Как танцует танго Кирилл!.. Вообще в танце это совсем другой человек, не тот, кто строит глазки всем особам женского пола подряд и вовсю дурачится, забыв о своем ранге учителя. В танце он даже и не человек вообще, а эмоциональный вихрь, воплощенное движение, сама душа танца!
В принципе, мне, с моей страстью все раскладывать по полочкам, все разлагать на составные части и осмысливать, понятно: узнай я его ближе, разочаровалась бы в нем. Почти наверняка! Но вот в чем штука: я не хочу этого разочарования. Не хочу знать о нем ничего плохого! Одна мечта – снова и снова кружиться в этом вихре чувств: слоу-слоу, квик-квик-слоу…
И дело даже не в моем желании или нежелании. У меня нет никаких шансов узнать его поближе! Наоборот – обстоятельства, словно нарочно, сложились так, что я должна держаться от него как можно дальше. Не встречаться с ним никогда!

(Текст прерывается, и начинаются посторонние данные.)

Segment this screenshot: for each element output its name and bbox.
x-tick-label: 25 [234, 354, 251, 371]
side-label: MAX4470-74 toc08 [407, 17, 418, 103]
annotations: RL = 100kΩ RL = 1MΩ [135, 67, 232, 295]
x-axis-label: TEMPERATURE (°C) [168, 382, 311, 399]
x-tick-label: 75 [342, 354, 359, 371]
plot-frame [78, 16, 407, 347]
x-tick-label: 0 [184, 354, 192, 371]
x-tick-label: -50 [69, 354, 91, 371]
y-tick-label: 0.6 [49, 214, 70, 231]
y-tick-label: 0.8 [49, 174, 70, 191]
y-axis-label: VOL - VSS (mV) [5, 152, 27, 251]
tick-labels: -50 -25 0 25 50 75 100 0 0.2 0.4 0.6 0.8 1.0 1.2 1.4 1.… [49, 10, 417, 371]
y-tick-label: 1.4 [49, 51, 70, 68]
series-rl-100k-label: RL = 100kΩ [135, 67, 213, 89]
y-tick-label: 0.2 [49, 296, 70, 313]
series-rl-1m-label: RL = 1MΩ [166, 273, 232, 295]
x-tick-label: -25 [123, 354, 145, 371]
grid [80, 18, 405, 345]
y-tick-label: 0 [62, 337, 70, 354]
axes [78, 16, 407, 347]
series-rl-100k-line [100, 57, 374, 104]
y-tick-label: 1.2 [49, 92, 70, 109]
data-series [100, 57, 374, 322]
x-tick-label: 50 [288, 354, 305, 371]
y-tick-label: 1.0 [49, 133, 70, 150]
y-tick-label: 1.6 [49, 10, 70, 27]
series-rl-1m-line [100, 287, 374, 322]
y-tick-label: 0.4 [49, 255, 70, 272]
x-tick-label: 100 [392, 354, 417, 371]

Идеальный расклад – он в одной стране, я в другой.
Я покрепче прижимаю к себе Лизоньку и пытаюсь удержать эти дурацкие слезы, которые, как всегда, тут как тут, стоит мне только начать думать про Кирилла. Но они никак не унимаются, они текут и текут быстро-быстро, квик-квик, и в них расплываются разноцветные экраны за окном. Я еще успеваю увидеть, что тот экран, на котором в ритме танго мелькало белое окошечко, вдруг осветился весь, по нему стремительно побежали какие-то полоски, может быть, столбцы текста, а может, и помехи, – а потом все это окончательно расплывается перед моими глазами.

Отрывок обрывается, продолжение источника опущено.